壁を透過出来る身体は、いかなる場所にも侵入可能。


影に潜み、隙を狙い、闇に溶け込む。


ーーーーーーーーーーーーーーーーー


ロヤスゲ辺境伯の護衛達の控えの間では、4人の男達が椅子に座っていた。


「くくく、お客が来た様だぞ」

黒装束のSランク冒険者『闇の殺し屋』イブキが立ち上がる。


「流石イブキ、探知技術は最上だな」


騎士隊長である聖騎士カイトはイブキに声を掛けた。


閉じていた目を開き、腰に差した愛刀クトネシリカに手を触れるSランク冒険者『剣神』ヤマト。

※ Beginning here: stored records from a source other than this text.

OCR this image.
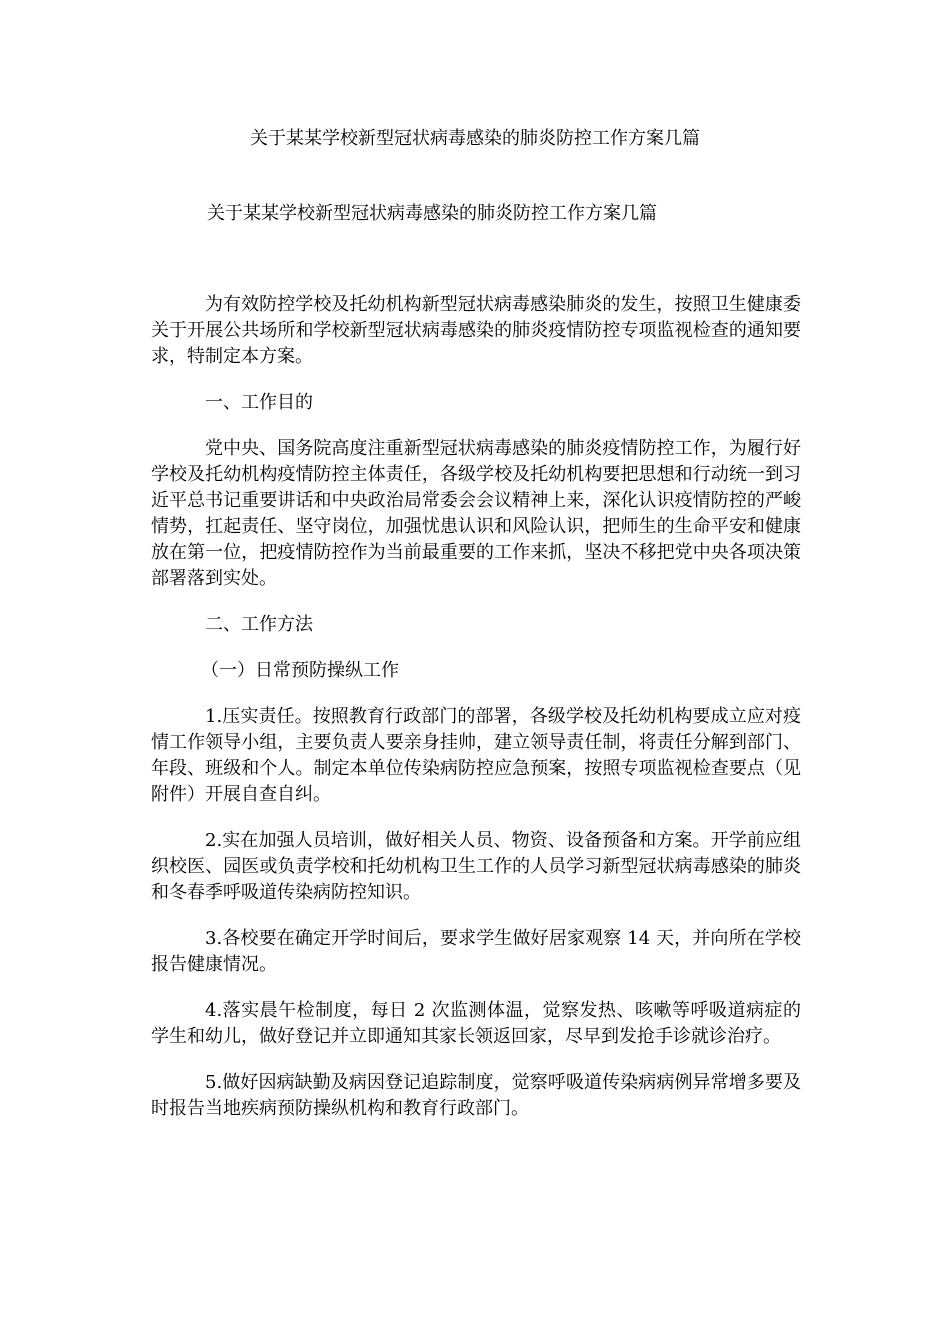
关于某某学校新型冠状病毒感染的肺炎防控工作方案几篇

关于某某学校新型冠状病毒感染的肺炎防控工作方案几篇

为有效防控学校及托幼机构新型冠状病毒感染肺炎的发生，按照卫生健康委关于开展公共场所和学校新型冠状病毒感染的肺炎疫情防控专项监视检查的通知要求，特制定本方案。

一、工作目的

党中央、国务院高度注重新型冠状病毒感染的肺炎疫情防控工作，为履行好学校及托幼机构疫情防控主体责任，各级学校及托幼机构要把思想和行动统一到习近平总书记重要讲话和中央政治局常委会会议精神上来，深化认识疫情防控的严峻情势，扛起责任、坚守岗位，加强忧患认识和风险认识，把师生的生命平安和健康放在第一位，把疫情防控作为当前最重要的工作来抓，坚决不移把党中央各项决策部署落到实处。

二、工作方法

（一）日常预防操纵工作

1.压实责任。按照教育行政部门的部署，各级学校及托幼机构要成立应对疫情工作领导小组，主要负责人要亲身挂帅，建立领导责任制，将责任分解到部门、年段、班级和个人。制定本单位传染病防控应急预案，按照专项监视检查要点（见附件）开展自查自纠。

2.实在加强人员培训，做好相关人员、物资、设备预备和方案。开学前应组织校医、园医或负责学校和托幼机构卫生工作的人员学习新型冠状病毒感染的肺炎和冬春季呼吸道传染病防控知识。

3.各校要在确定开学时间后，要求学生做好居家观察 14 天，并向所在学校报告健康情况。

4.落实晨午检制度，每日 2 次监测体温，觉察发热、咳嗽等呼吸道病症的学生和幼儿，做好登记并立即通知其家长领返回家，尽早到发抢手诊就诊治疗。

5.做好因病缺勤及病因登记追踪制度，觉察呼吸道传染病病例异常增多要及时报告当地疾病预防操纵机构和教育行政部门。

左手に愛杖カドゥケイスを持ち、立ち上がるSランク冒険者『賢者』ツバサ。


「俺は念の為、閣下の元に向かう。迎撃は任せたぞ」


盾と短槍を手に立ち上がる騎士隊長カイト。


「任せておけ」


『剣神』ヤマトは窓を開け飛び降りた。


「さあ、行くぞ!」


騎士隊長カイトは立っていた騎士隊の部下数人を伴い部屋を出る。


「さて、俺も行こうかな。うひひ」

『闇の殺し屋』イブキも姿を消した。


部屋に残った『賢者』ツバサは目を閉じて、愛杖カドゥケイスに魔力を込めて、魔力探知の魔力を薄く広げていった。


「侵入者は6人・・か・・・」


ツバサは独り言を呟く。


ーーーーーーーーーーーーーーーーー


居城に侵入したスペクターアサシン達。


影が居城を移動し、巡回していた騎士達を次々に殺していく。


「こんな奴等を殺せなくて、俺達が呼ばれたのか?」


「いや、厄介な奴等が4人居るらしいぞ」


「ふん。人族如きに遅れを取るものか」


2体の影が会話をしながら、ロヤスゲ辺境伯のいる折檻部屋に向かっていた。


一方、居城の入口に立つ『剣神』ヤマト。


愛刀クトネシリカに右手を添えて、右足を半歩前に出し、半身で構える。


入口の床には影1つ。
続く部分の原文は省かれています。